Module 4 – Fatigue, awareness and training
Fatigue training and awareness are essential components for effective fatigue management. Fatigue management should be taught in such a way that seafarers can understand and relate to it personally. As a minimum, training should consist of:
- fatigue, its causes and potential consequences (contributors, consequences, high-risk situations);
- sleep (circadian rhythms, body clock, sleep process, circadian low, sleep debt, sleep disorders, working at night and watchkeeping);
- fatigue countermeasures (e.g. mitigation strategies, managing sleep habits, caffeine, nicotine, alcohol, nutrition, exercise, napping, rest breaks);
- basic information on sleep disorders and treatment of them, where to seek help if needed and any requirements relating to fitness for duty;
- an understanding of the rules and regulations dealing with fatigue (MLC, 2006 and STCW Convention), and a recognition that these represent one line of defence in managing the risk of fatigue;
- how to identify fatigue in oneself and in others;
- personal strategies that seafarers can use to improve their sleep and to minimize their own fatigue risk, and that of others, while they are on duty;
- the responsibility of the company to provide, and of seafarers to take advantage of, adequate rest periods;
- the responsibility of the seafarer to report situations when unable to obtain adequate sleep or feeling at risk of making fatigue-related errors; and
- the responsibility of the company to have policies in place to appropriately manage fatigue risks including policies against retaliation for reporting.
Module 5 – Fatigue and ship design
There are various aspects of fatigue that can potentially be influenced by the design of the living, sleeping and working environment. Fatigue can be caused by excessive noise, heat or cold, light, too much or too little humidity and poor air quality, among others, where people live and work.
Sleeping, living and working areas should be located within the ship to minimize undesired motions, vibrations and noise.

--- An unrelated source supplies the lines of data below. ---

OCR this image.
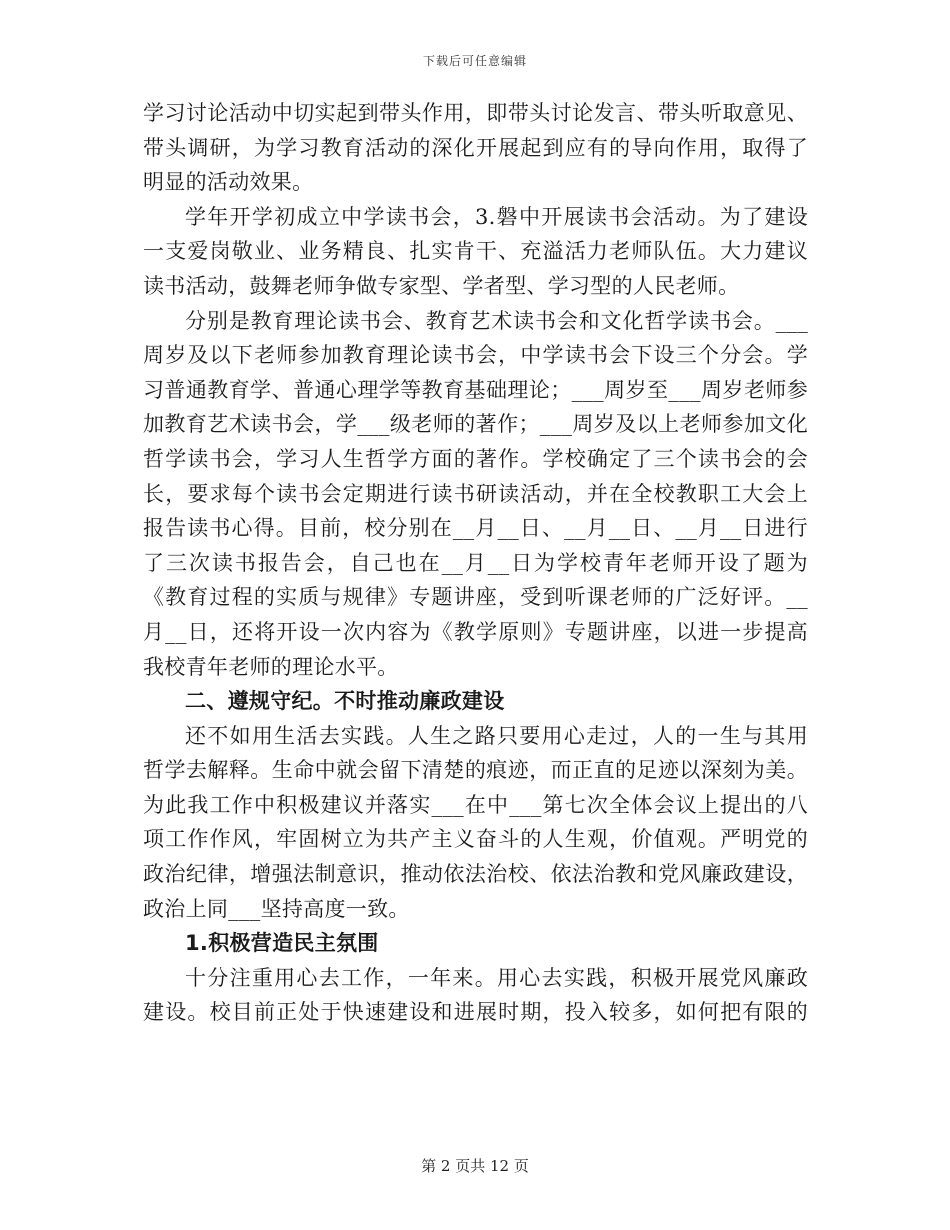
下载后可任意编辑
学习讨论活动中切实起到带头作用，即带头讨论发言、带头听取意见、
带头调研，为学习教育活动的深化开展起到应有的导向作用，取得了
明显的活动效果。
学年开学初成立中学读书会，3.磐中开展读书会活动。为了建设
一支爱岗敬业、业务精良、扎实肯干、充溢活力老师队伍。大力建议
读书活动，鼓舞老师争做专家型、学者型、学习型的人民老师。
分别是教育理论读书会、教育艺术读书会和文化哲学读书会。___
周岁及以下老师参加教育理论读书会，中学读书会下设三个分会。学
习普通教育学、普通心理学等教育基础理论；___周岁至___周岁老师参
加教育艺术读书会，学___级老师的著作；___周岁及以上老师参加文化
哲学读书会，学习人生哲学方面的著作。学校确定了三个读书会的会
长，要求每个读书会定期进行读书研读活动，并在全校教职工大会上
报告读书心得。目前，校分别在__月__日、__月__日、__月__日进行
了三次读书报告会，自己也在__月__日为学校青年老师开设了题为
《教育过程的实质与规律》专题讲座，受到听课老师的广泛好评。__
月__日，还将开设一次内容为《教学原则》专题讲座，以进一步提高
我校青年老师的理论水平。
二、遵规守纪。不时推动廉政建设
还不如用生活去实践。人生之路只要用心走过，人的一生与其用
哲学去解释。生命中就会留下清楚的痕迹，而正直的足迹以深刻为美。
为此我工作中积极建议并落实___在中___第七次全体会议上提出的八
项工作作风，牢固树立为共产主义奋斗的人生观，价值观。严明党的
政治纪律，增强法制意识，推动依法治校、依法治教和党风廉政建设，
政治上同___坚持高度一致。
1.积极营造民主氛围
十分注重用心去工作，一年来。用心去实践，积极开展党风廉政
建设。校目前正处于快速建设和进展时期，投入较多，如何把有限的
第 2 页共 12 页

Consideration should be given to:
- ensuring cabins are cool, quiet, dark and well ventilated;
- bunk design, layout and orientation;
- mattress, bedding, padding for ship movement, headroom clearance especially upper bunk/deckhead;
- insulating and/or isolating sleeping areas;
- use of colour and artwork in the cabins; and
- use of acoustic insulation and/or other noise-abatement measures.
Module 6 – Fatigue, the Administration and port State Authorities
-Fatigue and the Administration
Administrations have an important role to play in mitigating and managing the risks of fatigue at sea:
- Implementation and enforcement of international regulations that have a direct impact on mitigating and managing fatigue.
- Consider the impacts on seafarer fatigue as a result of the requirements placed on shipboard operations and seafarers.
-Fatigue and port State authorities
Port State authorities are encouraged to consider the potential effects that inspections and reporting requirements may have on the wider aspect of seafarer fatigue:
- Port State authorities should consider the impact of inspections, surveys, audits and other visits to ships on seafarer fatigue.
- Port State authorities should consider the impact of reporting and information requests on seafarer fatigue.